The Pathology of Phailure
On Sunday, by defeating the Brewers 10-0, the Phillies swept the Brewers for the second weekend in a row, six games in all. It took most of the season, but the Phillies have finally found a team they can treat the same way the Dave Matthews Band treats river tour boats. Which is coincidental because that is the same way the Marlins and Braves have treated the Phillies all year.

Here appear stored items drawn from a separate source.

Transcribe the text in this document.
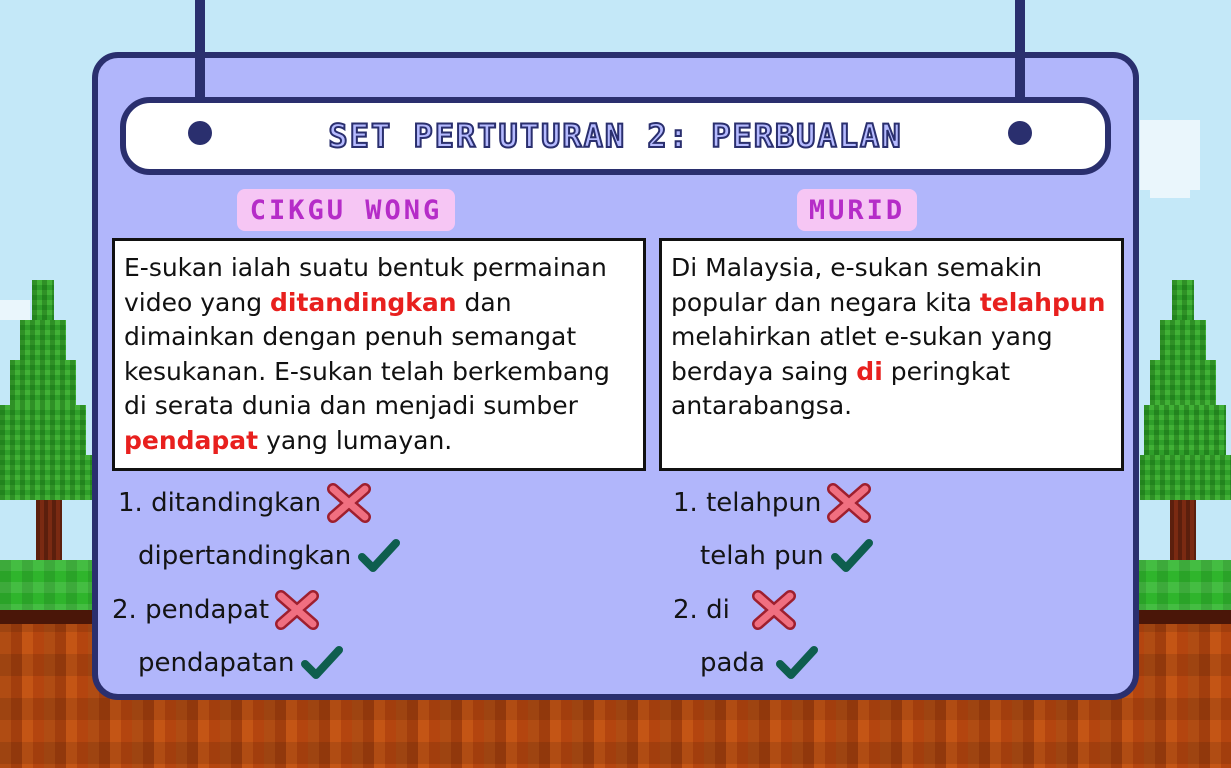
SET PERTUTURAN 2: PERBUALAN
CIKGU WONG	MURID
E-sukan ialah suatu bentuk permainan video yang ditandingkan dan dimainkan dengan penuh semangat kesukanan. E-sukan telah berkembang di serata dunia dan menjadi sumber pendapat yang lumayan.
Di Malaysia, e-sukan semakin popular dan negara kita telahpun melahirkan atlet e-sukan yang berdaya saing di peringkat antarabangsa.
1. ditandingkan
dipertandingkan
2. pendapat
pendapatan
1. telahpun
telah pun
2. di
pada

Despite having a less than 5% chance of making the playoffs, the Phillies recent hot streak has players very upbeat. Almost too much. During Sunday's rout of the Brewers, Marlon Byrd flipped his bat and showboated after hitting a grand slam, only his thirteenth career homerun. News that there will probably be more players coming off of the disabled list than going onto it could also be a source of inspiration for the players. While Randy Wolf's season is most likely over due to injury, the Phillies got very encouraging news on the rehabilitations of Pat Burrell (originally thought to be out for the year), Kevin Millwood, Ryan Madson, and Billy Wagner. Additional help could also come in the form of Gavin Floyd, one of the organization's Untouchables, who will get a chance in September to help the team finish the season.
But perhaps the piece of news that has the Phillies players seeing the glass half-full the most is the latest developments in the never-ending storyline regarding the cognitive behavioral experiment that is Larry Bowa. On Sunday, Randy Miller of the Bucks County Courier-Times/Burlington County Times/The Intelligencer/Calkins Media/PhillyBurbs.com reported that Larry Bowa will be fired in the offseason. Citing "team sources", Miller states that after several interviews with veteran players regarding Bowa and the coaching staff, Ed Wade has reached the conclusion that the time is almost now to fire the manager in the offseason as well as pitching coach Joe Kerrigan, hitting coach Greg Gross, and bench coach John Vukovich.
The anonymous team sources also confided in Miller that Larry Bowa was not Ed Wade's first choice as manager and that not only has Wade had to discipline Bowa, but so have the players:
According to one veteran, players became so frustrated at his behavior this season that a few occasionally put a stop to it by shouting at Bowa to quiet down during games. Others say Bowa finally became a changed man in July, which is around the time sources say he was ordered by Wade to control his emotions at all times.The article does not state when such exchanges in the dugout occurred, but once they did, Bowa should not have lasted a second longer. When the head of any team loses control of his clubhouse, he needs to be fired, end of story. If the manager has lost control of the clubhouse he has lost the respect of the players, and if he has lost their respect it is impossible to inspire good play from them.
After being swept by the Marlins in July, Bowa stated he was embarrassed and that the players should be embarrassed as well. The argument could be made he was correct, but at this point everyone should be embarrassed, from the owners down to management down to the players and even the trainers, bat boys. Bowa may have a large hand in this year's failures, but well-run organizations do not have the history this team has amassed. The 2004 season is only a symptom of a chronic syndrome of mismanagement resulting in one failure after another.